What are the Principles Relating to Compassionate Appointment?
- Following are the 26 principles highlighted by the Supreme Court for Compassionate appointment:
- Compassionate appointments are an exception to equality in public employment rules.
- Such appointments cannot be made without proper rules or instructions in place.
- These appointments are typically offered in two situations: death of a breadwinner or their medical invalidation during service.
- The appointments should be made immediately to help families in a sudden financial crisis.
- Rules for compassionate appointments must be interpreted strictly as they allow side-door entry.
- It's a concession, not a right, and all applicants must meet the set criteria.
- No one can claim such appointments as inheritance.
- Appointment based on descent goes against constitutional principles and must be strictly limited to its intended purpose.
- These appointments aren't a vested right and require consideration of the family's financial condition.
- Applications must be made immediately or within a reasonable time after death/incapacitation.
- The purpose isn't to give the exact same post to a family member but to provide financial support.

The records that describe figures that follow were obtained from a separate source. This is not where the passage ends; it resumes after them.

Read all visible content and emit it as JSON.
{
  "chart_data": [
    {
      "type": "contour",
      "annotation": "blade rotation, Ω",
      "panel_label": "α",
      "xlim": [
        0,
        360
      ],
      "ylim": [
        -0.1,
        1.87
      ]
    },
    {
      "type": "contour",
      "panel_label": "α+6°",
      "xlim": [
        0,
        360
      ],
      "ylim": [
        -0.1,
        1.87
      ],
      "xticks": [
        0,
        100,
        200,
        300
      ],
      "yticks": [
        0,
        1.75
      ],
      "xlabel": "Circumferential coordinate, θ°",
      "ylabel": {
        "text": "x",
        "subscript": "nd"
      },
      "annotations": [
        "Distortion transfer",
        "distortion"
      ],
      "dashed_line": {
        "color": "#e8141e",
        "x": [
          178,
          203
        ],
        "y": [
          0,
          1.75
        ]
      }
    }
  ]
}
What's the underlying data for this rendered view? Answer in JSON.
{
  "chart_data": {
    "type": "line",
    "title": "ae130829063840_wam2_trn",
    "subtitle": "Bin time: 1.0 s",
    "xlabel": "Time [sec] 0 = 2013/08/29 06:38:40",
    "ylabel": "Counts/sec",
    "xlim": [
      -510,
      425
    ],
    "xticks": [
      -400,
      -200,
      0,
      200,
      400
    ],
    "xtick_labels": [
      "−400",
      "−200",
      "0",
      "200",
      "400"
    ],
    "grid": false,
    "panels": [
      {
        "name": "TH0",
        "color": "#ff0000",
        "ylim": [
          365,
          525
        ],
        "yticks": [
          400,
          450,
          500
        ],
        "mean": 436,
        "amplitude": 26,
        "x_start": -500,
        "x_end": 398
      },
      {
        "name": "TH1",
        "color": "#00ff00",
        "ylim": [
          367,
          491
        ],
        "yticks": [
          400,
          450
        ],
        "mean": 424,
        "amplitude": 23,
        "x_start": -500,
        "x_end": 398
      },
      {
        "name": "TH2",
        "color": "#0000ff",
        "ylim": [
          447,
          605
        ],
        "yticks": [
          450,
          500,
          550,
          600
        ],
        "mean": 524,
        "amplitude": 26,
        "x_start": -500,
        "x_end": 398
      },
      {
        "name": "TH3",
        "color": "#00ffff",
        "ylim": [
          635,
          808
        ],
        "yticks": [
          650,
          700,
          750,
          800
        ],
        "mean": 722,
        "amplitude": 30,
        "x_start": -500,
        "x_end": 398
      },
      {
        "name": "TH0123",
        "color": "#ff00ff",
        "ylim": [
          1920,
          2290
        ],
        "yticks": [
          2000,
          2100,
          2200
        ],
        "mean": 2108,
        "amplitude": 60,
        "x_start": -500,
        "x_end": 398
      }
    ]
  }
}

- Financial need (indigence) is the primary requirement for consideration.
- Compassionate appointments aren't meant to provide endless support.
- Meeting eligibility criteria is necessary, beyond just proving financial distress.
- Vacancies cannot be reserved for minors to grow up, unless specifically provided for.
- Family pension or terminal benefits don't replace employment assistance.
- Appointments made years after death/incapacitation violate constitutional principles.
- Dependents who are already employed cannot be considered.
- Retirement benefits must be considered when determining the family's financial status.
- The family's complete financial condition must be evaluated to prevent misuse.
- All sources of family income should be considered when evaluating need.
- Family Benefit Scheme payments don't disqualify someone from compassionate appointments.
- Setting income limits helps ensure objectivity in decision-making.
- Courts cannot grant appointments based merely on sympathy.
- Courts must follow regulations and cannot make exceptions for hardship cases.
- Employers cannot be forced to make appointments against their policy.